Featured on this site are responses from 14 extraordinary individuals from a variety of backgrounds. They are professors, archbishops, Nobel laureates, physicists, and much more. To try to tackle such a question in an apparently limited format (most arguments have been in the 750 word range) is quite a daunting task. But most of the responders have been remarkably thoughtful and thorough given the format. And of course there are a wide range of responses that do not necessarily adhere to the stereotypical chasm normally depicted between science and religion.
If you only want to read a few, I would strongly recommend the essay by Christoph Cardinal Schönborn. I think it is a very intellectually honest response to what could be interpreted as a question attacking his very firmly held beliefs. However, I disagree with his essay's final sentence when he says,
"Consideration of the order and beauty in nature can lead us to a Something, the "god of the philosophers," but consideration of our incompleteness leads us beyond, in search of a Someone who is the Good of us all. Science will never make that quest obsolete."

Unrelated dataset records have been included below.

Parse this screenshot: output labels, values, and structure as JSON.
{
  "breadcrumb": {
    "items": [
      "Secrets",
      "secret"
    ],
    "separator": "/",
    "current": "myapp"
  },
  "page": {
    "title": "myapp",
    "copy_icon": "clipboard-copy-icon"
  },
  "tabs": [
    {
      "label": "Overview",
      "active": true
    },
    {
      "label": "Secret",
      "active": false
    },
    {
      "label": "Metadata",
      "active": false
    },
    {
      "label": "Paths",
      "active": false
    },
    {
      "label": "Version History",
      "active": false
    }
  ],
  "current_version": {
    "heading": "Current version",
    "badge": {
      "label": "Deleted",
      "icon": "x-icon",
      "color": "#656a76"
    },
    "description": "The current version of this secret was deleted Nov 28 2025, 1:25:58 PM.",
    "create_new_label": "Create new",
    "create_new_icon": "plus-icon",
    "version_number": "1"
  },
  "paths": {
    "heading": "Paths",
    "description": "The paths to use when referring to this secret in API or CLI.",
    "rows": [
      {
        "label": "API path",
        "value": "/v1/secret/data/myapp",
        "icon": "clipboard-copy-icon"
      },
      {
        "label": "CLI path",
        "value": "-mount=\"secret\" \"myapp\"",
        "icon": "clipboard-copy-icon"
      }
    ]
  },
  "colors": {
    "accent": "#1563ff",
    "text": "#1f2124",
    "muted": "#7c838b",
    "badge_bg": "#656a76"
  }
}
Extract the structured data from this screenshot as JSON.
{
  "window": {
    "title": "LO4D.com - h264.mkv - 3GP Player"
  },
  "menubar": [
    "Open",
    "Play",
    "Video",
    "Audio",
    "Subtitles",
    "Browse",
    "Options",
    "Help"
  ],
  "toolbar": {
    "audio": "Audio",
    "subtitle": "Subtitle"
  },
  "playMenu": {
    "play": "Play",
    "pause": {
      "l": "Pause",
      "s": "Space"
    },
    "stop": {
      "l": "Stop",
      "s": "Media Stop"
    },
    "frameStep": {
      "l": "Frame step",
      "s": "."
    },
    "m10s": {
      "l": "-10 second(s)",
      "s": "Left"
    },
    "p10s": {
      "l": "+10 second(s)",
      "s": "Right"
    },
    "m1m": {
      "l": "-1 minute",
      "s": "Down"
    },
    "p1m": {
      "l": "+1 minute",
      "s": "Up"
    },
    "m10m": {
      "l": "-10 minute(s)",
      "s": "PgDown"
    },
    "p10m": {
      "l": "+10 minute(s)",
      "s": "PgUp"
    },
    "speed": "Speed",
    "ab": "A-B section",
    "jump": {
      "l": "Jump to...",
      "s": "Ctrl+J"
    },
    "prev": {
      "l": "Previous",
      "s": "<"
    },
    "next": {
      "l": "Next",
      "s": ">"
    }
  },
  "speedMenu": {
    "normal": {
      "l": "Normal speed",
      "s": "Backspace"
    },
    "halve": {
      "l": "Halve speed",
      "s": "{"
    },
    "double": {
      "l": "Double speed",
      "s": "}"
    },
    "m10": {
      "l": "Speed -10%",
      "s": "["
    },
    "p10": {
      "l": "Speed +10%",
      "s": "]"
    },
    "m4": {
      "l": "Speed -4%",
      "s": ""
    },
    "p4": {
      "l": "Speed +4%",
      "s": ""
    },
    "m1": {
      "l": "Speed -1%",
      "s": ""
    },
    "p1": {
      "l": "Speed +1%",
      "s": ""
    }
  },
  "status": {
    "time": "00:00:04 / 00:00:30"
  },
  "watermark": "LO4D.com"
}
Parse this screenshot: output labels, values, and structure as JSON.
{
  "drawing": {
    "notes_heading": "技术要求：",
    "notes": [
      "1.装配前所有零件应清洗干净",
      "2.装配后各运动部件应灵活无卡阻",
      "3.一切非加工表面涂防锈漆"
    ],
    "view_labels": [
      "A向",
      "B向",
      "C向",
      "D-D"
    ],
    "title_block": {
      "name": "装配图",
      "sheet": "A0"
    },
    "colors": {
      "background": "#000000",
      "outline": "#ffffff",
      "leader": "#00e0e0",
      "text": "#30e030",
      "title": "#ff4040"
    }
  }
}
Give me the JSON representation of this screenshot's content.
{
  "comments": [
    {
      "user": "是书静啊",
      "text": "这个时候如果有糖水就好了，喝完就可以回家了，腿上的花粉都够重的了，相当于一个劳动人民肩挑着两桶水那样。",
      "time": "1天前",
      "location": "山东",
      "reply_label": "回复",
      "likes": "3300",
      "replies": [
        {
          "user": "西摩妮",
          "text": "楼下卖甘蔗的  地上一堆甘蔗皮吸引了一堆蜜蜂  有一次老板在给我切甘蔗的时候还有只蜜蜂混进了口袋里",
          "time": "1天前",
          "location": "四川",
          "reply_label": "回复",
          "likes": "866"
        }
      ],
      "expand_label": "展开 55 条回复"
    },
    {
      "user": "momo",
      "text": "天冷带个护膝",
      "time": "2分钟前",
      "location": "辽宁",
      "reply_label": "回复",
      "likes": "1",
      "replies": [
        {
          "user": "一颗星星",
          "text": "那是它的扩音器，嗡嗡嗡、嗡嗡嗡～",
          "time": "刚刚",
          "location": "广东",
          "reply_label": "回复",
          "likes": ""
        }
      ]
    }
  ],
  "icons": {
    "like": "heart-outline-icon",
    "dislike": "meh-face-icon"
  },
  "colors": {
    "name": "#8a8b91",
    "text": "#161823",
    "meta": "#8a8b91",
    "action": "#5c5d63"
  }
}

Instead, I might say, "Consideration of the order and beauty in nature can lead us to a Something, the 'god of the philosophers,' but consideration of our incompleteness leads us beyond, in search of something that is the Good of us all. Science will never make that quest obsolete."
Perhaps God is a someone, but to be intellectually honest one must allow that it is possible that God also may not be a someone.
Overall... thought provoking, smart, and well worth the read.
1 comment:
Some quotes relating to science and religion fed to me by the great Vladi Chaloupka:
In some respects, science has far surpassed religion in delivering awe. How is it that hardly any major religion has looked at science and concluded, "This is better than we thought! The Universe is much bigger than our prophets said, grander, more subtle, more elegant. God must be even greater than we dreamed"?
A religion, old or new, that stressed the magnificence of the Universe as revealed by modern science might be able to draw forth reserves of reverence and awe hardly tapped by the conventional faiths. Sooner or later, such a religion will emerge.
Carl Sagan in Pale Blue Dot
… as far as I can tell from my own observations, most physicists today are not sufficiently interested in religion even to qualify as practicing atheists.
Weinberg
VC: And I would add: most Christians in America to day are not sufficiently interested in religion to qualify as practicing Christians.
In our last lecture Vladi argued for the adoptation of a science inspired spirituality, and he claims that the problem with traditional religions is not that they are too spiritual, but rather that they are not spiritual enough.